NEW ORLEANS, Louisiana, August 30, 2021 (ENS) – Precisely 16 years after devastating Hurricane Katrina made landfall, another major hurricane hit southern Louisiana around noon on Sunday. Hurricane Ida came ashore at Port Fourchon with sustained winds of 150 miles (240 km) per hour. Preliminary reports suggest it was the fifth strongest hurricane (based on wind speed) ever to make landfall in the continental United States.
Louisiana Governor John Bel Edwards said President Joe Biden officially declared Ida a disaster Sunday night, releasing federal funds to assist with ongoing rescue and recovery efforts.
Wind damage has caused at least one death. Late Sunday in Prairieville, Louisiana, a man died when he was struck by a tree toppled by the storm.
But the storm is not really another Katrina. The entire city of New Orleans lost power but it was not flooded. The levees that were built up and hardened after Katrina held the water out.
As the slow moving storm continues to impact Louisiana, more than 850,000 people are without power statewide, and the entire city of New Orleans lost power. Storm surge and damaging winds are impacting areas along the coast and moving inland.
There was damage at Port Fourchon, a seaport located where Bayou Lafourche empties into the Gulf of Mexico. Port Fourchon handles petroleum industry traffic from offshore Gulf oil platforms and drilling rigs as well as the Louisiana Offshore Oil Port pipeline, and both commercial and recreational fishing.

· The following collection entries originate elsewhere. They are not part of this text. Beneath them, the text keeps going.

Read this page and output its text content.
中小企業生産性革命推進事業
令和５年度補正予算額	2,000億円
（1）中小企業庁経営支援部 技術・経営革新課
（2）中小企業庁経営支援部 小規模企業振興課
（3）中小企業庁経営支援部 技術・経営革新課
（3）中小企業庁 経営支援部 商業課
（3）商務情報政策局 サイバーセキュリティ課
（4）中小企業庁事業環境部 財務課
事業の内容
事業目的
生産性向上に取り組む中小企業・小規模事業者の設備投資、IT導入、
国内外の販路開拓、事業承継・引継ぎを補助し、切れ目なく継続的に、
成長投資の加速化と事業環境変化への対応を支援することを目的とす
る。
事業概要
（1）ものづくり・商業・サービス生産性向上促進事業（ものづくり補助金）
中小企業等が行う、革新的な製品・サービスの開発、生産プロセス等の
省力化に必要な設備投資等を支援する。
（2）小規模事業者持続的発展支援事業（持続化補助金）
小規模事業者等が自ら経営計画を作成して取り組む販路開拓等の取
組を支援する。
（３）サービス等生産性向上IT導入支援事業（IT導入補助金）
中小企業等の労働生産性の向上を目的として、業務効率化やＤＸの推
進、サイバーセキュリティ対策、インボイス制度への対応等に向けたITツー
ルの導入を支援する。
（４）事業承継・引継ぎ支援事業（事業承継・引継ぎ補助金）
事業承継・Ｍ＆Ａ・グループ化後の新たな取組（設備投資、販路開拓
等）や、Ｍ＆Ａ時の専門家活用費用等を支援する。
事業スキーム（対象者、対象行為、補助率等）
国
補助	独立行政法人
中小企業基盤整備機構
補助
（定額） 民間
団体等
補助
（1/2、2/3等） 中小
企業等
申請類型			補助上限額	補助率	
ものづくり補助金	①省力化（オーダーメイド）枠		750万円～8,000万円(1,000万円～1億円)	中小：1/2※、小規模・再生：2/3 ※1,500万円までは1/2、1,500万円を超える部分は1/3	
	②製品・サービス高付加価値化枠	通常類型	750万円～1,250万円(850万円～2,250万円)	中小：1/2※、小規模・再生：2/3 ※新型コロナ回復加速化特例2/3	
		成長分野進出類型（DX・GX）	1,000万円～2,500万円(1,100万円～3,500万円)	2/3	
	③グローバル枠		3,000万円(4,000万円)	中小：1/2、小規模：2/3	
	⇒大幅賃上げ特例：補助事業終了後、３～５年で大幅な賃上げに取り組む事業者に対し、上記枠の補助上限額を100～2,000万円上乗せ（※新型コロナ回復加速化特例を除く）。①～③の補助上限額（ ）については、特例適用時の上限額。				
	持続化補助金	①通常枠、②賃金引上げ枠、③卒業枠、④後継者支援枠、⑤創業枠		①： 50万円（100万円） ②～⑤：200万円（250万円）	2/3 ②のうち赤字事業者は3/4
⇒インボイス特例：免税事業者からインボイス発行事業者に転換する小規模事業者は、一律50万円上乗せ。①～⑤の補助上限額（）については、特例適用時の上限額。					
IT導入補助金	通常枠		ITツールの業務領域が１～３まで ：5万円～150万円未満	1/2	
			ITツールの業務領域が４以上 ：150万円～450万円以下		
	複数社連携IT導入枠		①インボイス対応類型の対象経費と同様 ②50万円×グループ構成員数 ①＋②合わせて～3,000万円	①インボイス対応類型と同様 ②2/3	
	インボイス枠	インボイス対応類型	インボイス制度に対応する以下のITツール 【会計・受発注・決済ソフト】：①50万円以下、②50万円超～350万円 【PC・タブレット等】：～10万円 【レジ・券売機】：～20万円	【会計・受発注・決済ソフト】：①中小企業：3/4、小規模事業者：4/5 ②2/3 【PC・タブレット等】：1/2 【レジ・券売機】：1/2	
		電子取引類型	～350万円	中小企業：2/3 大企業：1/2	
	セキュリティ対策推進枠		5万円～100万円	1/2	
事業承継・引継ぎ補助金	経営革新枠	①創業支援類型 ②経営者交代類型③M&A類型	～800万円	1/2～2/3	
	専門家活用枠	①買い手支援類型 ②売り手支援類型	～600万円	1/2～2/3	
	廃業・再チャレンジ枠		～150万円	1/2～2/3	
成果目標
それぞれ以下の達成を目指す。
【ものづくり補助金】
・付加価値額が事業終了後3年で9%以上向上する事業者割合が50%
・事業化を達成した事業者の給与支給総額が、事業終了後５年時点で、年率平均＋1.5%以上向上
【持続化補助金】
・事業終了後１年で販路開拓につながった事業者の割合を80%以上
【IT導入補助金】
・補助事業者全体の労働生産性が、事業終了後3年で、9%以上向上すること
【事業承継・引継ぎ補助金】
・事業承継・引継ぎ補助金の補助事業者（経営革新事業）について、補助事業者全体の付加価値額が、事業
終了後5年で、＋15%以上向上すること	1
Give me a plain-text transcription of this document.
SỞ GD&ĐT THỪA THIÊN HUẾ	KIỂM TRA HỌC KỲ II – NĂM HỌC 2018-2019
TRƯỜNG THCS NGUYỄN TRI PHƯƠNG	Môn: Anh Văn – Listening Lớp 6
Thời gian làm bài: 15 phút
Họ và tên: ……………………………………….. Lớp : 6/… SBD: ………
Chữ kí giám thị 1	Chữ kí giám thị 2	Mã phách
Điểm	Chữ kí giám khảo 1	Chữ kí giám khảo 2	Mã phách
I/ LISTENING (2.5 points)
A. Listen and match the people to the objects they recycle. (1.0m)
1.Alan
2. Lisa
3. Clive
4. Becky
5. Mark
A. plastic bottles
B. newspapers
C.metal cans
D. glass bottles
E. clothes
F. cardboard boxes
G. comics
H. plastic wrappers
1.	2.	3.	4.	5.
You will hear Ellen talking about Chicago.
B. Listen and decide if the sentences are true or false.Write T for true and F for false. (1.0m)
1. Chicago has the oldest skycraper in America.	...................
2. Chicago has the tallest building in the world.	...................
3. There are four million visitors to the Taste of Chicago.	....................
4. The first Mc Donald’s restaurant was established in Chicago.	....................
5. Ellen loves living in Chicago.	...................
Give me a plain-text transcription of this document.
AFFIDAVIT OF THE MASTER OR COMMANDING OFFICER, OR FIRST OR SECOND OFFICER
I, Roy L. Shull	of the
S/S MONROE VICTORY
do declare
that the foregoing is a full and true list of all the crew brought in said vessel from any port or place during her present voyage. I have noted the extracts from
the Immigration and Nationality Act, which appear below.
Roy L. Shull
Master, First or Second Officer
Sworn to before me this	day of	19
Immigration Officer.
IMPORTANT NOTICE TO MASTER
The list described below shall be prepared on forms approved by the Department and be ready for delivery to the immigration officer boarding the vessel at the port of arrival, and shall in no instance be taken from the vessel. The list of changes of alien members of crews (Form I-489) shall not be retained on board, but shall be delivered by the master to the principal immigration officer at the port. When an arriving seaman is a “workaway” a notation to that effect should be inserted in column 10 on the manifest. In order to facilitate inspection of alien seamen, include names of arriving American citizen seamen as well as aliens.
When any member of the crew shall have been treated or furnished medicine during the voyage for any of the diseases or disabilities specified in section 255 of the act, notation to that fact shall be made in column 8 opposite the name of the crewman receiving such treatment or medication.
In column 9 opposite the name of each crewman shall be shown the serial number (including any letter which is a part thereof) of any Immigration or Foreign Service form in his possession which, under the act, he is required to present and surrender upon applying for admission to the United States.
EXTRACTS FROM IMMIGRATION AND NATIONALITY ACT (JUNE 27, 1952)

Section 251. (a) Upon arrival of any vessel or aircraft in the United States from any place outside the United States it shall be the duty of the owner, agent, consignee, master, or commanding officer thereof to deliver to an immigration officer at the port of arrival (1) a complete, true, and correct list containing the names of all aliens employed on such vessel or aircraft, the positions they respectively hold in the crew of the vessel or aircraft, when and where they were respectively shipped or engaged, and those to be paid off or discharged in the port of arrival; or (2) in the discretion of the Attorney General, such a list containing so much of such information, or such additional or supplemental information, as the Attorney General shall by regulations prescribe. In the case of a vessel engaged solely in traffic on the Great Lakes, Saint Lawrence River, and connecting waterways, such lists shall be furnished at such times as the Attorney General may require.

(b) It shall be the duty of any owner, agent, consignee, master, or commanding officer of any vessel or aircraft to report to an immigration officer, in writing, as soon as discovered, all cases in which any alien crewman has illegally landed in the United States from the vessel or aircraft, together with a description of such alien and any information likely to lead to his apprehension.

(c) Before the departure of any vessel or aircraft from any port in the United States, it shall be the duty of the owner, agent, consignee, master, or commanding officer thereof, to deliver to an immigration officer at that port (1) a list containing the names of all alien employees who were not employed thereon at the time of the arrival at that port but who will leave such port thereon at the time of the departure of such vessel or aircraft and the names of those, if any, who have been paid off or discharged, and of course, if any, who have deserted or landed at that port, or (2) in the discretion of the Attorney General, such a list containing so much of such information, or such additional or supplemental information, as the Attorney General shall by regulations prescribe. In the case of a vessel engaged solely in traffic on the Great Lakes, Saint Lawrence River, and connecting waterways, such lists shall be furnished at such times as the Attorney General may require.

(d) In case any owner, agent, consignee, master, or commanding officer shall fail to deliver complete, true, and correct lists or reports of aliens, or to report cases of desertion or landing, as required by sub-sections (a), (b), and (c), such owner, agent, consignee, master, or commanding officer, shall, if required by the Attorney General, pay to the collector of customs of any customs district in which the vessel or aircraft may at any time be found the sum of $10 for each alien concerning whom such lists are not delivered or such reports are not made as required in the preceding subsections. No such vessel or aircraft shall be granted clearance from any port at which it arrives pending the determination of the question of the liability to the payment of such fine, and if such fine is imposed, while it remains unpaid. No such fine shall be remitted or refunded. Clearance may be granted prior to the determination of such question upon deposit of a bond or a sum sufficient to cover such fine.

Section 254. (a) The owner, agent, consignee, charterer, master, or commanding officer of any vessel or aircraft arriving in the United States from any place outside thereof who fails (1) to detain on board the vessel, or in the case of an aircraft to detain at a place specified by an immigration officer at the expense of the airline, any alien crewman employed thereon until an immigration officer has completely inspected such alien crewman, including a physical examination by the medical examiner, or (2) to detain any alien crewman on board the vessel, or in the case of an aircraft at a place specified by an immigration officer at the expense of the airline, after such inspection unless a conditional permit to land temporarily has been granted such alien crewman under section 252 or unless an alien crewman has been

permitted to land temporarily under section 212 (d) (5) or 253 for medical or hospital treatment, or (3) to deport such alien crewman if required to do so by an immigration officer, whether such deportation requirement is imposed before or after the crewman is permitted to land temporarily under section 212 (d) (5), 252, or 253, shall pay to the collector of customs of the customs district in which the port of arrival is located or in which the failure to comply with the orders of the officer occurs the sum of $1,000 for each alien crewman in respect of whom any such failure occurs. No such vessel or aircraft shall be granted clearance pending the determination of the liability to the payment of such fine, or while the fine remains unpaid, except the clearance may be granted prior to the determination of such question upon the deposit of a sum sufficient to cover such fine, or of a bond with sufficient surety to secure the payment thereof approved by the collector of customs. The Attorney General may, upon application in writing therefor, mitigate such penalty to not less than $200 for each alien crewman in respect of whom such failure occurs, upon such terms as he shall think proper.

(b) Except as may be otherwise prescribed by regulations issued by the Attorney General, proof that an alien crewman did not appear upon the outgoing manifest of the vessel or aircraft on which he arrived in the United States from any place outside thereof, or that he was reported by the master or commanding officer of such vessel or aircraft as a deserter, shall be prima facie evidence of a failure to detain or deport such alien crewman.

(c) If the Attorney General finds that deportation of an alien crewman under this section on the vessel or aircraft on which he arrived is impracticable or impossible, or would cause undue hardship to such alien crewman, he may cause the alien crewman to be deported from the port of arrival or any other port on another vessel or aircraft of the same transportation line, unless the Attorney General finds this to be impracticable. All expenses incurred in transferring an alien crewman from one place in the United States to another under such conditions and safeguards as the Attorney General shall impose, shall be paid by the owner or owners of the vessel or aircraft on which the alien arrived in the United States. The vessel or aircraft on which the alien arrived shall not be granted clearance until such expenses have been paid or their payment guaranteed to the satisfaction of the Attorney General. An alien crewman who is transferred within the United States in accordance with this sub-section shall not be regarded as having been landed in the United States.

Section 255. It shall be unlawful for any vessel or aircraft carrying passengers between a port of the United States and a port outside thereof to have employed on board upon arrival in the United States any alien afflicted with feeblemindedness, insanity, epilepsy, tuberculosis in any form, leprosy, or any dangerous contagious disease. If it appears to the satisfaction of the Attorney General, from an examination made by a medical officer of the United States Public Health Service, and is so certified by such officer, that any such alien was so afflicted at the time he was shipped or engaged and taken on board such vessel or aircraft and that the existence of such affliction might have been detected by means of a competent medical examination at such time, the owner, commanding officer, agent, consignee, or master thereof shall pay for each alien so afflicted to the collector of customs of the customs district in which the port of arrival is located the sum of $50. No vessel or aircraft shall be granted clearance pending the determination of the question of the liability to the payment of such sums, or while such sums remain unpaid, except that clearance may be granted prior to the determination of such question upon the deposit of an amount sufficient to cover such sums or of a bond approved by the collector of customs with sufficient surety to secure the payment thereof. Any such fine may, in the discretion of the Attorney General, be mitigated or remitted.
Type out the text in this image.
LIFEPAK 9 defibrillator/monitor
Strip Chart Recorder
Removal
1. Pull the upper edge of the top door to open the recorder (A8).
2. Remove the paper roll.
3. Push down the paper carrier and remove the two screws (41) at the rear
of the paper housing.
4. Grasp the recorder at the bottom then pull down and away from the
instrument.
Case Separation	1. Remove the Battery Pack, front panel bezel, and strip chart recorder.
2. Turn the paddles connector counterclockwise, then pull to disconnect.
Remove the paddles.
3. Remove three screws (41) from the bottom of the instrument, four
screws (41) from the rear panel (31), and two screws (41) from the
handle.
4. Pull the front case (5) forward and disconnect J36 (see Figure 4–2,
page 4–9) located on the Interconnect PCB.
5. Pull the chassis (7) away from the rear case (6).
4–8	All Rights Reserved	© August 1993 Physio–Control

“We had extensive damages to the port, said Chett Chiasson, executive director at Port Fourchon. “We had pretty strong storm surge from 12 feet to 15 feet.”
Waterways into and within Port Fourchon and all along Bayou Lafourche are impeded by multiple obstructions and sunken vessels. The port sustained flooding, flying debris and roofs were blown away.
Oil and gas companies evacuated 288 offshore facilities which shut down 96 percent of crude oil production in the Gulf of Mexico before the storm. The Gulf of Mexico accounts for 17 percent of U.S. oil production. Gas prices could be affected and no estimate of when production will resume has been given.
Hurricane Ida rapidly weakened over land and was only a Category 1 storm early Monday with maximum sustained winds of 95 mph. It was downgraded to a tropical storm a little later on Monday, and by Monday afternoon it was Tropical Depression Ida, according to the National Hurricane Center, but Ida is still causing plenty of havoc.
As of 4 pm CDT, all Tropical Storm and Storm Surge Warnings have been discontinued. Water levels along the northern Gulf coast are forecast to subside through this evening, but swells will continue to affect portions of the northern Gulf coast, likely to cause life-threatening surf and rip current conditions.
On the forecast track, the center of Ida will move farther inland over central and northeastern Mississippi tonight. Ida is then forecast to move across the Tennessee Valley on Tuesday and near the central Appalachians on Wednesday.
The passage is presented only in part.